- Born: December 27, 1958 (age 66) Albany, California, U.S.
- Occupation: Former MLB umpire

= Ron Barnes (umpire) =

American baseball umpire (born 1958)

Ronald Ellis Barnes (born December 27, 1958) is an American former professional baseball umpire. He served as a reserve umpire in the National League from 1990 to 1997 and in both major leagues from 2001 to 2002.

==Early career==
Barnes umpired in the Northwest League, the California League and the Texas League before being promoted to the Pacific Coast League. In 1988, Barnes was one of several umpires (including Pam Postema) who received major league tryouts. He was not promoted, but began filling in at the major league level in 1990.

==MLB career==

===Notable games===
On August 20, 1990, Barnes called Lenny Dykstra out on strikes.
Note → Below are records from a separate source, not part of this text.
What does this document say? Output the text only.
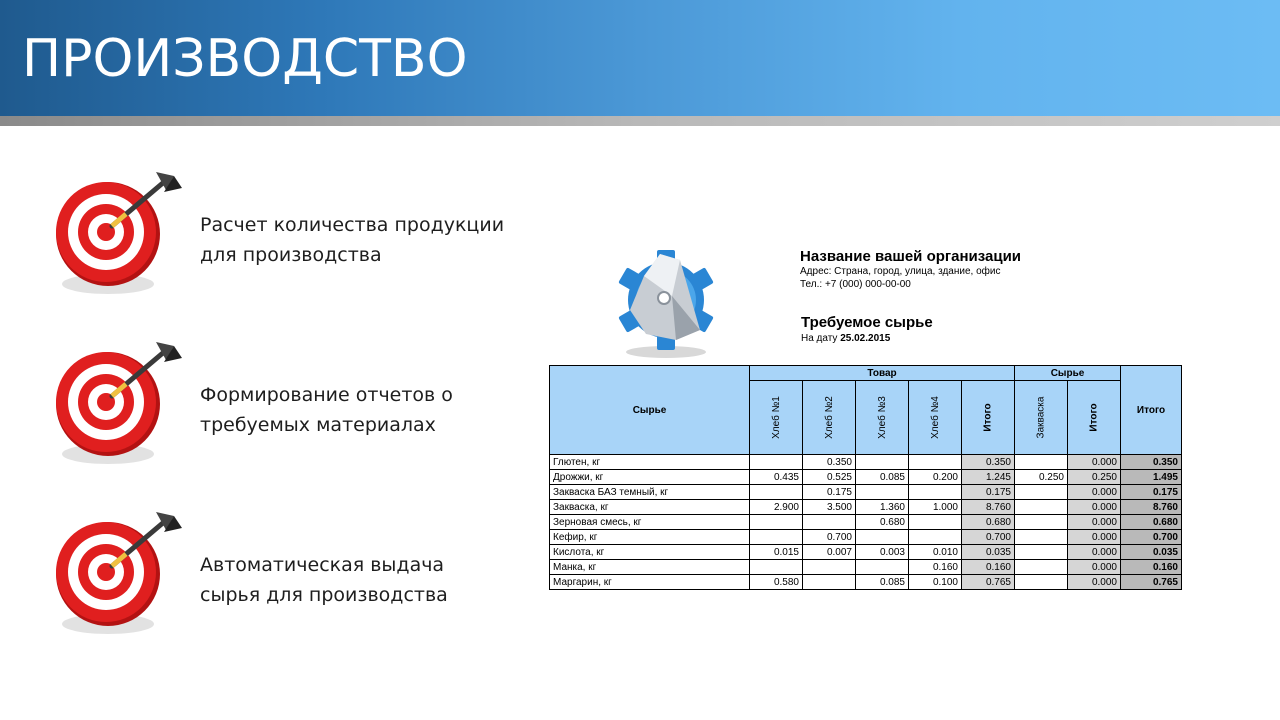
ПРОИЗВОДСТВО
Расчет количества продукции
для производства
Формирование отчетов о
требуемых материалах
Автоматическая выдача
сырья для производства
Название вашей организации
Адрес: Страна, город, улица, здание, офис
Тел.: +7 (000) 000-00-00
Требуемое сырье
На дату 25.02.2015
Сырье	Товар					Сырье		Итого
	Хлеб №1	Хлеб №2	Хлеб №3	Хлеб №4	Итого	Закваска	Итого	
Глютен, кг		0.350			0.350		0.000	0.350
Дрожжи, кг	0.435	0.525	0.085	0.200	1.245	0.250	0.250	1.495
Закваска БАЗ темный, кг		0.175			0.175		0.000	0.175
Закваска, кг	2.900	3.500	1.360	1.000	8.760		0.000	8.760
Зерновая смесь, кг			0.680		0.680		0.000	0.680
Кефир, кг		0.700			0.700		0.000	0.700
Кислота, кг	0.015	0.007	0.003	0.010	0.035		0.000	0.035
Манка, кг				0.160	0.160		0.000	0.160
Маргарин, кг	0.580		0.085	0.100	0.765		0.000	0.765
Dykstra accused catcher Rick Dempsey of brown-nosing Barnes. In response, Dempsey struck Dykstra and a bench-clearing fight ensued.

===Lawsuit===
In 2000, Barnes filed a $20 million age discrimination lawsuit against Major League Baseball. He alleged that the MLB passed him over for promotions, instead boosting younger umpires with inferior evaluations. At age 39, Barnes was snubbed in favor of five umpires between the ages of 28 and 35 and ultimately lost his job in the Pacific Coast League. In addition to the monetary award, the suit also sought reinstatement of that position. As part of the settlement of that suit, Barnes returned to the Pacific Coast League in 2001 and was again designated a major league replacement umpire.

==Later career==
In 2005, Barnes began umpiring in the Golden Baseball League. He assumed the role of Umpire-in-Chief for the league in 2008. In this position, he also coordinated umpire development in the Arizona Winter League.